Bar chart showing the rapid growth of capex by hyperscalers - from near zero in 2012 to estimated $720 billion in 2026.
Source: MUFG Securities. Used with permission.

 

Anecdotally, we have not heard on earnings calls that these companies are achieving large economic returns to date. Granted it is early stages, but returns will need to justify these capital costs. The big concern for us is the funding of this CapEx, which originally relied on equity and free cash flow, but has morphed into massive piles of debt. A significant amount of money has been raised in the investment grade and private credit markets, but billions of dollars have been issued in the convertible and high yield markets as well. Companies like Meta and Microsoft have recently engaged in large, bespoke arrangements with both public and private lenders, which brings new risks to the market that we have been carefully avoiding.

Separately, nobody yet knows whether AI will save money and generate profitable growth for businesses and/or how it will ultimately impact the labor force. Will there be massive layoffs and rising unemployment due to the replacement of workers, as Citrini Research and Dario Amodei, the founder of Anthropic, have hypothesized? Or is it just another efficiency layer built on top of existing systems – a force multiplier that allows workers to be more efficient and increase productivity? Only time will tell, but the turmoil of day-to-day headlines is something investors have to parse.

A related topic that started making regular headlines late last year is the ongoing trouble in the private credit market. As the chart below shows, the asset class has grown extremely rapidly since its inception in 2002.

Bar chart showing the rapid growth of private credit from 2012 to 2024. The whole market was about $50 million in 2012, and by 2024 it was 1.4 trillion.
Source: Federal Reserve Board and Bianco Research. Used with permission.

 

As you might expect, fast growth like this often leads to fast (read: careless) lending, which inevitably leads to credit problems. In fact, there have been many stories in the past several months about private credit borrowers negotiating liability management exercises – a.k.a. distressed exchanges – where lenders are taking the ownership keys from the sponsors due to missed payments or covenant breaches. In some cases, these businesses are struggling badly enough that the new owners even write down their investments shortly after acquiring them. J.P. Morgan High Yield credit strategists estimate that from 2010 to 2023, 50% of distressed exchanges eventually defaulted again. Something to keep an eye on.

Industry concentration is another major risk in private credit. Matt Mish, a Credit Strategist at UBS, estimates that 24% of public Business Development Company (BDC) holdings are in technology and 30% are in business services. For comparison, exposure in the traditional high yield market is 7.3% and 5.7%, respectively. He believes both sectors are disproportionately susceptible to, at a minimum, the perception of AI disruption, and at worst, an existential threat. Prior to the AI boom, software leveraged buyouts (LBOs) were easily able to obtain financing in the BDC, private credit, and leveraged loan markets (deliberately bypassing the high yield market) because they were seen as safe borrowers due to their attractive business models, particularly high switching costs and expanding profit margins.

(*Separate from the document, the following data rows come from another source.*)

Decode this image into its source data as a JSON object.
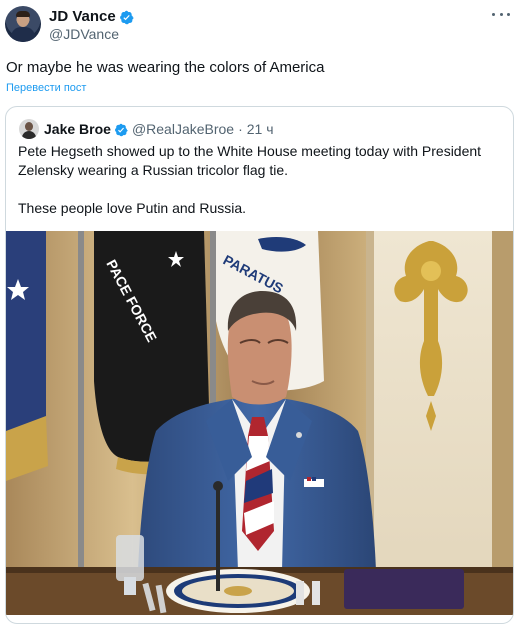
{
  "author": {
    "display_name": "JD Vance",
    "handle": "@JDVance",
    "verified": true
  },
  "tweet": {
    "text": "Or maybe he was wearing the colors of America",
    "translate_label": "Перевести пост",
    "more_icon": "more-horizontal-icon"
  },
  "quote": {
    "display_name": "Jake Broe",
    "handle": "@RealJakeBroe",
    "separator": "·",
    "time": "21 ч",
    "verified": true,
    "paragraphs": [
      "Pete Hegseth showed up to the White House meeting today with President Zelensky wearing a Russian tricolor flag tie.",
      "These people love Putin and Russia."
    ],
    "flag_text_1": "PACE FORCE",
    "flag_text_2": "PARATUS"
  },
  "colors": {
    "link": "#1d9bf0",
    "verified": "#1d9bf0",
    "secondary_text": "#536471",
    "border": "#cfd9de"
  }
}
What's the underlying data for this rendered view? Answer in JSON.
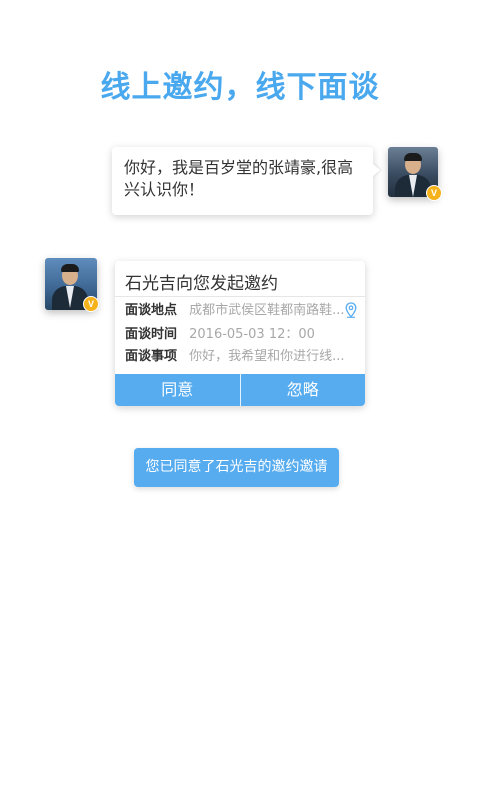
{
  "headline": "线上邀约，线下面谈",
  "chat": {
    "message": "你好，我是百岁堂的张靖豪,很高兴认识你！",
    "sender_badge": "V"
  },
  "invitation": {
    "title": "石光吉向您发起邀约",
    "fields": [
      {
        "label": "面谈地点",
        "value": "成都市武侯区鞋都南路鞋..."
      },
      {
        "label": "面谈时间",
        "value": "2016-05-03  12：00"
      },
      {
        "label": "面谈事项",
        "value": "你好，我希望和你进行线..."
      }
    ],
    "accept_label": "同意",
    "ignore_label": "忽略",
    "sender_badge": "V"
  },
  "notice": "您已同意了石光吉的邀约邀请",
  "colors": {
    "accent": "#57acf0",
    "headline": "#4aa8ee",
    "badge": "#f6b21a"
  },
  "icons": {
    "location": "location-pin-icon",
    "verified": "verified-badge-icon"
  }
}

However, software companies are now seen as highly vulnerable because LLMs like Anthropic’s Claude can develop applications at nearly zero expense, rapidly eroding the competitive advantage that defined the industry for a generation. It is no wonder we have seen a significant uptick in nervous investors trying to withdraw capital from these less liquid vehicles. Many non-publicly traded private credit funds have had to either limit quarterly withdrawals from investors or sell off pieces of their portfolio at discounts to meet redemptions. UBS estimates private credit defaults could reach a high of 15% and leveraged loans 10%, which is significantly higher than the historical default rate for high yield bonds (typically 3%-5%). How long this takes to materialize is a big unknown, but we do know the bankruptcy cycle is often long tailed.

However, we do not believe the troubles in BDCs and private credit funds are a systemic risk for the markets or the banking system, but rather an idiosyncratic risk for investors in those specific funds. One bright spot is that there is very little overlap between the borrowers in the private credit/leveraged loan market and the rest of the high yield market. The withdrawal demand from private credit investors and the forced selling may take several quarters to subside, and it may be several years before we know the true impact of AI disruption on the debt markets and overall economy. This is all part of the growing pains of a relatively new industry.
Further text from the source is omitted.